The UK faces upward pressure on all of its public services from an ageing population. One key aspect of this is the pressure on care homes, reflecting both the ageing population and the higher cost of looking after them. The UK also has a housing crisis, with not enough homes being built for those who cannot afford to buy. This will remain the case and be exacerbated by the scheme to underwrite 5% of mortgages for those who can afford to buy a home anyway, with little said or done about those who cannot afford to buy.
That the UK needs at least 300,000 homes to be built per annum was not mentioned, nor that it is doing only half of that figure today. Hence, the right to rent sector was once again neglected and will result in a deepening of the social housing crisis.

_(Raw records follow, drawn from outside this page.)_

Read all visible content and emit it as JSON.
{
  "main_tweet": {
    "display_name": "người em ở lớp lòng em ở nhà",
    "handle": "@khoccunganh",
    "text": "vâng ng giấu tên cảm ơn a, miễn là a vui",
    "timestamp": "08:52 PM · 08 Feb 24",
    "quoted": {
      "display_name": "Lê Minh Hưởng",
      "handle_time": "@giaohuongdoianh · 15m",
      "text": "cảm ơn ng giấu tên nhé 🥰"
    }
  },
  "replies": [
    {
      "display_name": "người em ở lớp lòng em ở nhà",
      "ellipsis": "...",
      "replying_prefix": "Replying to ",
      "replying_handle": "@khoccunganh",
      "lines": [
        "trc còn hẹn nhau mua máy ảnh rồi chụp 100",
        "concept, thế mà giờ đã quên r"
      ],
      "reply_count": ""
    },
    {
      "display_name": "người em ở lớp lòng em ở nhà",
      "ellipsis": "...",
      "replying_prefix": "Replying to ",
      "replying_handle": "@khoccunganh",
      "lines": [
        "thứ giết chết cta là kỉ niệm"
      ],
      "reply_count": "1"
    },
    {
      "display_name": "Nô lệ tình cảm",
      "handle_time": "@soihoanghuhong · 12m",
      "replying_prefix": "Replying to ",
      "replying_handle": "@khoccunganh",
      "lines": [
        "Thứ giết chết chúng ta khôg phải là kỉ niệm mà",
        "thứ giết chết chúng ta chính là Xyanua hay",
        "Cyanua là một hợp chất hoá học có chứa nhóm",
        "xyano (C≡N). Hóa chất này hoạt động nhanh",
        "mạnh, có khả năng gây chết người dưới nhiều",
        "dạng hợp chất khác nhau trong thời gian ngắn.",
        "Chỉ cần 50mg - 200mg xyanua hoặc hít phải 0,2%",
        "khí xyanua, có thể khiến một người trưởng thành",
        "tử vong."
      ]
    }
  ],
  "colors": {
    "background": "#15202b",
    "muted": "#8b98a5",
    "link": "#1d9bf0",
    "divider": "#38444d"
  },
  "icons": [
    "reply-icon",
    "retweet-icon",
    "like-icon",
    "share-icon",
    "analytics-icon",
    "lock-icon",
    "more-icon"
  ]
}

It is not recognised that many people cannot afford to buy and must rent from social landlords.
The lack of mention of these issues says a lot about the UK authorities’ lack of vision in the context of an obviously ageing population, of low productivity, of the post Brexit environment and the challenge posed by the inevitable faster pace of technology which is leading to significant changes in society.
Are we really to believe that the biggest health crisis in 100 years, which has killed 125,000 people so far, exposed the frailties, inequalities, and faultiness in our society, will not lead to some profound changes? I think it will and should not be ignored. Withdrawing safety nets to vulnerable groups – taking the example of those most exposed to the virus – those so-called essential workers. Will they be allowed to fall behind in living standards and to have poor working conditions? This seems politically untenable.

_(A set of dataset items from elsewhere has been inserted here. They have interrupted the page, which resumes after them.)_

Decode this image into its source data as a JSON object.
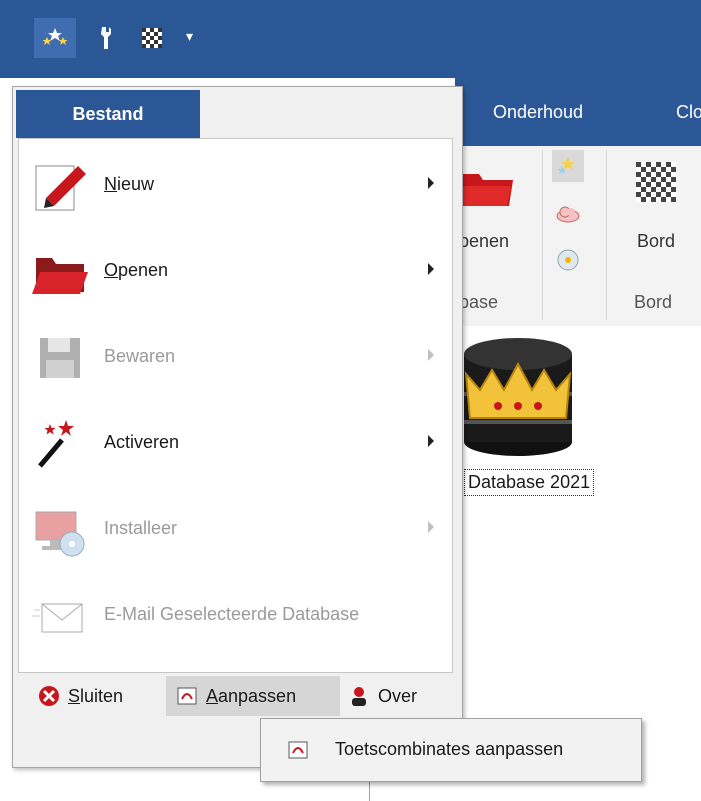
{
  "quick_access": {
    "icons": [
      "stars-app-icon",
      "wrench-icon",
      "board-icon",
      "dropdown-arrow-icon"
    ]
  },
  "ribbon": {
    "tabs": [
      "Onderhoud",
      "Clo"
    ],
    "open_label": "penen",
    "database_group_label": "base",
    "board_label": "Bord",
    "board_group_label": "Bord"
  },
  "content": {
    "database_caption": "Database 2021"
  },
  "backstage": {
    "tab_label": "Bestand",
    "items": [
      {
        "label": "Nieuw",
        "underline": "N",
        "rest": "ieuw",
        "enabled": true,
        "icon": "pen-icon"
      },
      {
        "label": "Openen",
        "underline": "O",
        "rest": "penen",
        "enabled": true,
        "icon": "folder-icon"
      },
      {
        "label": "Bewaren",
        "enabled": false,
        "icon": "save-icon"
      },
      {
        "label": "Activeren",
        "enabled": true,
        "icon": "magic-wand-icon"
      },
      {
        "label": "Installeer",
        "enabled": false,
        "icon": "install-icon"
      },
      {
        "label": "E-Mail Geselecteerde Database",
        "enabled": false,
        "icon": "email-icon"
      }
    ],
    "footer": {
      "close": {
        "u": "S",
        "rest": "luiten"
      },
      "customize": {
        "u": "A",
        "rest": "anpassen"
      },
      "about": {
        "label": "Over"
      }
    }
  },
  "popup": {
    "item_label": "Toetscombinates aanpassen"
  },
  "colors": {
    "title_bar": "#2b5797",
    "menu_bg": "#f0f0f0",
    "accent_red": "#c8161d"
  }
}
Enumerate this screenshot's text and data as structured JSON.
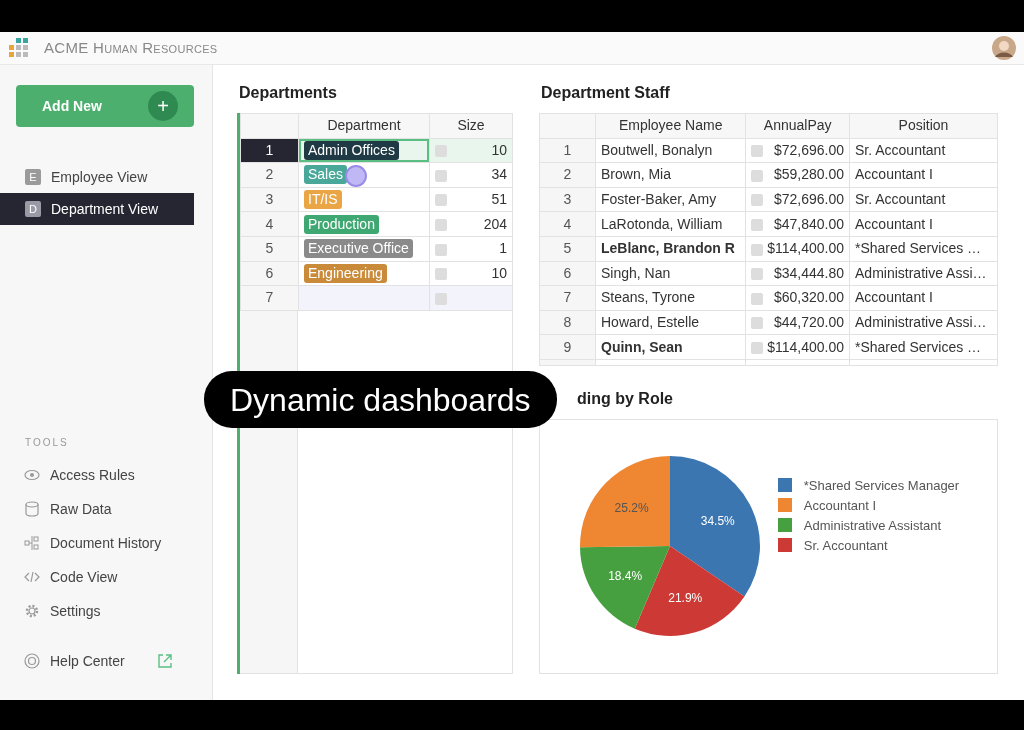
{
  "app": {
    "title": "ACME Human Resources"
  },
  "sidebar": {
    "add_button": "Add New",
    "add_icon": "+",
    "views": [
      {
        "letter": "E",
        "label": "Employee View",
        "selected": false
      },
      {
        "letter": "D",
        "label": "Department View",
        "selected": true
      }
    ],
    "tools_heading": "TOOLS",
    "tools": [
      {
        "kind": "eye",
        "label": "Access Rules"
      },
      {
        "kind": "cylinder",
        "label": "Raw Data"
      },
      {
        "kind": "history",
        "label": "Document History"
      },
      {
        "kind": "code",
        "label": "Code View"
      },
      {
        "kind": "gear",
        "label": "Settings"
      }
    ],
    "help": {
      "label": "Help Center"
    }
  },
  "departments": {
    "title": "Departments",
    "columns": [
      "Department",
      "Size"
    ],
    "rows": [
      {
        "num": "1",
        "name": "Admin Offices",
        "color": "#1f3a44",
        "size": "10",
        "selected": true
      },
      {
        "num": "2",
        "name": "Sales",
        "color": "#4aa89a",
        "size": "34",
        "selected": false
      },
      {
        "num": "3",
        "name": "IT/IS",
        "color": "#eaa545",
        "size": "51",
        "selected": false
      },
      {
        "num": "4",
        "name": "Production",
        "color": "#3fa872",
        "size": "204",
        "selected": false
      },
      {
        "num": "5",
        "name": "Executive Office",
        "color": "#8a8a8a",
        "size": "1",
        "selected": false
      },
      {
        "num": "6",
        "name": "Engineering",
        "color": "#c98a3a",
        "size": "10",
        "selected": false
      },
      {
        "num": "7",
        "selected": false
      }
    ]
  },
  "staff": {
    "title": "Department Staff",
    "columns": [
      "Employee Name",
      "AnnualPay",
      "Position"
    ],
    "rows": [
      {
        "num": "1",
        "name": "Boutwell, Bonalyn",
        "pay": "$72,696.00",
        "position": "Sr. Accountant",
        "bold": false
      },
      {
        "num": "2",
        "name": "Brown, Mia",
        "pay": "$59,280.00",
        "position": "Accountant I",
        "bold": false
      },
      {
        "num": "3",
        "name": "Foster-Baker, Amy",
        "pay": "$72,696.00",
        "position": "Sr. Accountant",
        "bold": false
      },
      {
        "num": "4",
        "name": "LaRotonda, William",
        "pay": "$47,840.00",
        "position": "Accountant I",
        "bold": false
      },
      {
        "num": "5",
        "name": "LeBlanc, Brandon R",
        "pay": "$114,400.00",
        "position": "*Shared Services …",
        "bold": true
      },
      {
        "num": "6",
        "name": "Singh, Nan",
        "pay": "$34,444.80",
        "position": "Administrative Assi…",
        "bold": false
      },
      {
        "num": "7",
        "name": "Steans, Tyrone",
        "pay": "$60,320.00",
        "position": "Accountant I",
        "bold": false
      },
      {
        "num": "8",
        "name": "Howard, Estelle",
        "pay": "$44,720.00",
        "position": "Administrative Assi…",
        "bold": false
      },
      {
        "num": "9",
        "name": "Quinn, Sean",
        "pay": "$114,400.00",
        "position": "*Shared Services …",
        "bold": true
      }
    ]
  },
  "funding": {
    "title": "ding by Role",
    "chart_data": {
      "type": "pie",
      "categories": [
        "*Shared Services Manager",
        "Accountant I",
        "Administrative Assistant",
        "Sr. Accountant"
      ],
      "values": [
        34.5,
        25.2,
        18.4,
        21.9
      ],
      "colors": [
        "#3b76b1",
        "#ee8632",
        "#46a03f",
        "#cd3a36"
      ],
      "value_labels": [
        "34.5%",
        "25.2%",
        "18.4%",
        "21.9%"
      ],
      "legend": "right"
    }
  },
  "caption": "Dynamic dashboards"
}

Just after the First World War (and flu pandemic which killed about 100 million worldwide), a new UK social contract was forged. The age of deference was over. There was another after the Second World War and yet another after the upheavals and great inflation of the 1970s. With Thatcher’s advent, this latter social contract focused on opening up an over unionised UK economy to the world (including the EU single market) and adopting best global practices in production, management, technology, and financial markets.
This era came to an end with the financial crisis of 2007/08. But nothing has replaced it. Now, the pandemic will force further social pressure for change. This Budget addresses none of these issues.

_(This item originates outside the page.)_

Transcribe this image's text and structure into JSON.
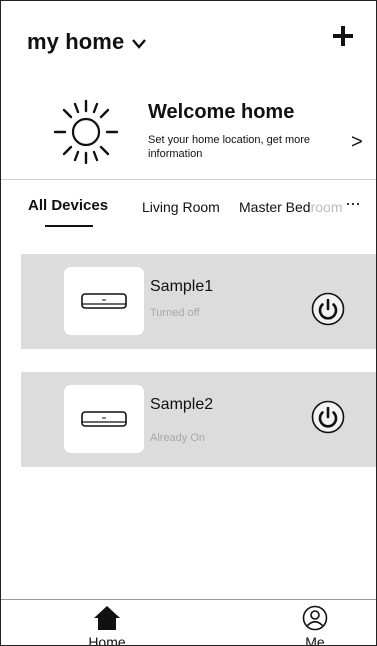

A future in which the pace of technology is accelerating – leaving many people behind as there will be a skills mismatch in the fast growth phase – an ageing population, and with the UK having left the world’s biggest trading block after 50 years of membership will be challenging. All this argues for an adventurous budget for our times, charting a future course through all of these challenges and opportunities. This lack of vision, scale and breadth are why I would not commend this Budget; however, I would accept the sentiment in the quote from Alfred Tennyson’s poem used in it: ‘that which we are, we are’ but perhaps not quite how the Chancellor meant it. It’s worth quoting the whole segment: ‘and if we are ever to be any better, now is the time to begin’. Now, I would certainly agree with the last sentiment.